Replace all type parameters with their raw types (unbounded T → Object, bounded T extends Number → Number).
Insert necessary casts when reading generic values.
Generate bridge methods when required to preserve polymorphism.
Limitations caused by erasure:
Cannot use instanceof with a concrete generic type (e.g., list instanceof List<String> is illegal; use list instanceof List<?> instead).
Cannot directly instantiate a generic type ( new T() is illegal; reflection is needed).
Cannot create generic arrays ( new T[10] is illegal).
Common Pitfalls
Prefer generic type parameters over raw Object to retain compile‑time type checking.
Choose the correct wildcard direction: ? extends T for read‑only, ? super T for write‑only.
Avoid adding unnecessary generic layers when a concrete type suffices.
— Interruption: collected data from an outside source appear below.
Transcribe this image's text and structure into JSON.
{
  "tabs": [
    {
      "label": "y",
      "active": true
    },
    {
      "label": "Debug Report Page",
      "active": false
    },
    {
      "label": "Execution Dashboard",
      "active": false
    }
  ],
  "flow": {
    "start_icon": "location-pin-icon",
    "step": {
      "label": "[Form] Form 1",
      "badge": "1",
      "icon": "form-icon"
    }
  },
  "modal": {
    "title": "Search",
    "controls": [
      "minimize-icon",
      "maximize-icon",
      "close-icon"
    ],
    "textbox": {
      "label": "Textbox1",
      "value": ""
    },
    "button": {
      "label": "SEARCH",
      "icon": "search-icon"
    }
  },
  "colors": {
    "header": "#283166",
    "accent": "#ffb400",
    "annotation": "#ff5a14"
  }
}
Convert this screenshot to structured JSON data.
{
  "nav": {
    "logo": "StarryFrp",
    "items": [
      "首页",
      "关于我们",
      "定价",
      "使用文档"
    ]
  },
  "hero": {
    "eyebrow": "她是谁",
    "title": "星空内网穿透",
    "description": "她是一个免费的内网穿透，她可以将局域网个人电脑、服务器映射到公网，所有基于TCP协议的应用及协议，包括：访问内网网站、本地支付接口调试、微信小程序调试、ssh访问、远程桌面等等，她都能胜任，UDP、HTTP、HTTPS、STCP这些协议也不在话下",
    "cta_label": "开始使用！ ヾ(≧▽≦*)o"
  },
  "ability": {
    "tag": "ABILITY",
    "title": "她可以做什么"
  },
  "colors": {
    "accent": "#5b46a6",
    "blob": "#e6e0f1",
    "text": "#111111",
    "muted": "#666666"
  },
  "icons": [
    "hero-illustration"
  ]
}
Do not use raw types; always specify type arguments (e.g., List<String> list = new ArrayList<>();).
Illustrative Examples
API response wrapper using T :
public class ApiResponse<T> {
private int code;
private String message;
private T data;
public static <T> ApiResponse<T> success(T data) {
return new ApiResponse<>(200, "成功", data);
}
}
// Usage
ApiResponse<User> userResp = ApiResponse.success(user);
ApiResponse<List<Product>> prodResp = ApiResponse.success(productList);Tree node with element type E :
public class TreeNode<E> {
private E data;
private List<TreeNode<E>> children;
public void addChild(TreeNode<E> child) {
if (children == null) children = new ArrayList<>();
children.add(child);
}
}Local cache using K and V :
public class LocalCache<K, V> {
private Map<K, V> cache = new ConcurrentHashMap<>();
public void put(K key, V value) { cache.put(key, value); }
public V get(K key) { return cache.get(key); }
}
LocalCache<Long, User> userCache = new LocalCache<>();
userCache.put(1001L, new User(1001L, "Alice"));
LocalCache<String, List<Product>> categoryCache = new LocalCache<>();
categoryCache.put("electronics", productList);Generic method vs. raw Object :
// Less safe
public void process(Object obj) { /* ... */ }
// Safer with generic type parameter
public <T> void process(T obj) { /* ... */ }These examples illustrate the practical use of type parameters, wildcards, and the PECS principle, as well as the constraints imposed by type erasure.